Omar Souleyman: <i>Wenu Wenu</i>

Available on: Ribbon LP

Learning that the new album from Omar Souleyman, Wenu Wenu, was to be produced by the increasingly ubiquitous Four Tet gave the cynic in me a jolt.

This was because when you listen to Omar Souleyman you are really listening to collaboration between him and Rizan Sa’id, his own producer and keyboardist. As the man credited with updating Syria’s dabke music into the wild variation it is today, Sa’id is arguably the reason why Souleyman has shot to global attention, just as much as his barking voice. The prospect that Sa’id’s sound may end up as diluted samples for some kind of emotional, UK dance vanity project was a depressing one.

However, in Wenu Wenu the results are both surprising and enormously respectful. While its association to Four Tet is obviously going to be pushed rabidly by Western press, PR and sales, this record is entirely about the original artists. Four Tet’s production role seems to mean exactly that – studio production – and Sa’id is happily in full force alongside Souleyman, their sound now efficiently cleaned up and boosted. Four Tet carefully mixes and maximises their raucous output to levels of finesse that can easily match the polished pop from Syria’s more expensive studios, while remaining very genuine to the original music.

It’s huge fun and sounds just as big. Souleyman’s voice is as rough, earnest and wonderfully relatable as ever, a normal yet extraordinary man belting it out for all his worth. Sa’id’s instrumentals are the familiar mix of inspiring drum machine and doumbek flurries, beloved Middle Eastern keyboard staples – Muzak piano, Mediterranean parallel strings, synth brass stabs – and writhing streams of nasal, portamento leads, all effortlessly ranging from 89 to 140 bpm. Excellent business as usual then.

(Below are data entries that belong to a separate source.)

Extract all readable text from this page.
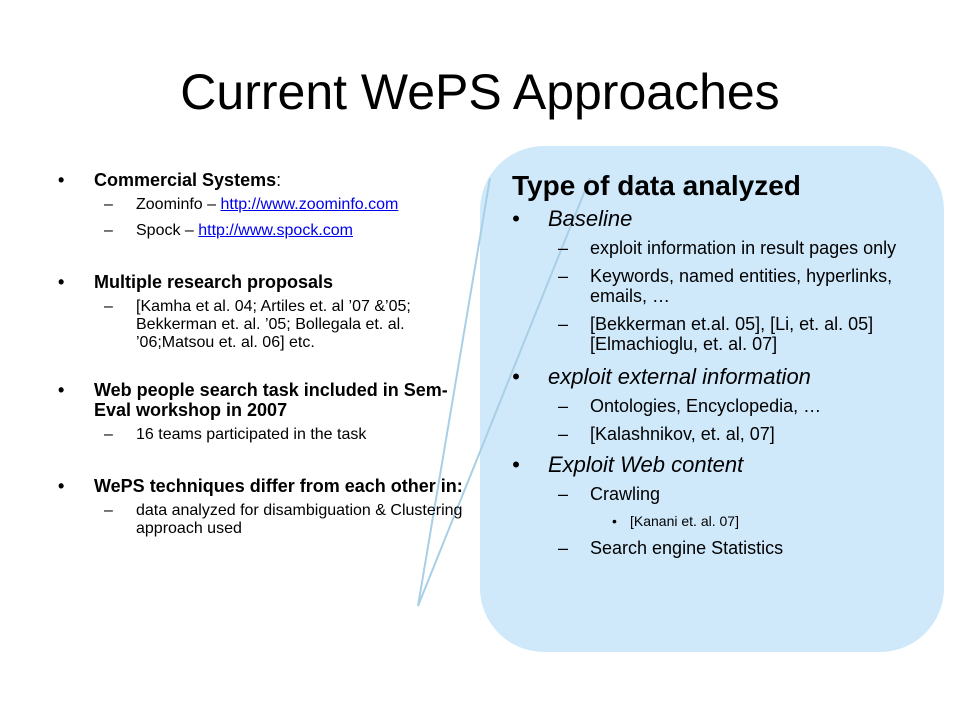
Current WePS Approaches
• Commercial Systems:
– Zoominfo – http://www.zoominfo.com
– Spock – http://www.spock.com
• Multiple research proposals
– [Kamha et al. 04; Artiles et. al ’07 &’05; Bekkerman et. al. ’05; Bollegala et. al. ’06;Matsou et. al. 06] etc.
• Web people search task included in Sem-Eval workshop in 2007
– 16 teams participated in the task
• WePS techniques differ from each other in:
– data analyzed for disambiguation & Clustering approach used
Type of data analyzed
• Baseline
– exploit information in result pages only
– Keywords, named entities, hyperlinks, emails, …
– [Bekkerman et.al. 05], [Li, et. al. 05][Elmachioglu, et. al. 07]
• exploit external information
– Ontologies, Encyclopedia, …
– [Kalashnikov, et. al, 07]
• Exploit Web content
– Crawling
• [Kanani et. al. 07]
– Search engine Statistics
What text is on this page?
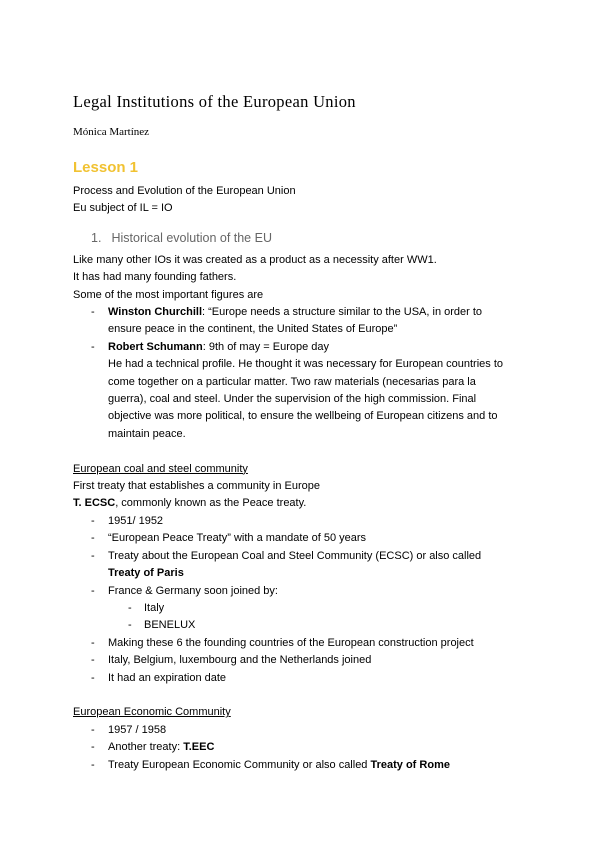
Legal Institutions of the European Union
Mónica Martínez
Lesson 1
Process and Evolution of the European Union
Eu subject of IL = IO
1. Historical evolution of the EU
Like many other IOs it was created as a product as a necessity after WW1.
It has had many founding fathers.
Some of the most important figures are
- Winston Churchill: “Europe needs a structure similar to the USA, in order to
ensure peace in the continent, the United States of Europe”
- Robert Schumann: 9th of may = Europe day
He had a technical profile. He thought it was necessary for European countries to
come together on a particular matter. Two raw materials (necesarias para la
guerra), coal and steel. Under the supervision of the high commission. Final
objective was more political, to ensure the wellbeing of European citizens and to
maintain peace.
European coal and steel community
First treaty that establishes a community in Europe
T. ECSC, commonly known as the Peace treaty.
- 1951/ 1952
- “European Peace Treaty” with a mandate of 50 years
- Treaty about the European Coal and Steel Community (ECSC) or also called
Treaty of Paris
- France & Germany soon joined by:
- Italy
- BENELUX
- Making these 6 the founding countries of the European construction project
- Italy, Belgium, luxembourg and the Netherlands joined
- It had an expiration date
European Economic Community
- 1957 / 1958
- Another treaty: T.EEC
- Treaty European Economic Community or also called Treaty of Rome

If Four Tet has had any input – and he may well have done – it is so fully integrated into Sa’id’s dabke style as to be unrecognisable. You could maybe point to some details: the flute samples in ‘Nahy’ may be Four Tet’s; ‘Warni Warni’’s small, acerbic zaps give an extra acid tinge; the loping cycles during the finale of ‘Yagbuni’ and the pumped up last third of ‘Wenu Wenu’ could both point towards house influence. But ultimately it’s a pointless exercise, as listening to any past Souleyman material, especially that of higher quality, will showcase all kinds of moments such as these.

When it comes to passing judgement, Wenu Wenu obviously has the Western music press’ lack of familiarity with dabke on its side. But, as Andy Morgan put it so well in his feature a few years ago, Western audiences seem to be connecting with Souleyman on a universal level anyway; there’s something inescapably punk and techno about his and Sa’id’s sound, and that’s exciting wherever you are. Wenu Wenu is no different, and while some people may prefer the lower fidelity grit of their cassette releases, Four Tet has done a solid job in making Syria’s underdogs a heavyweight force.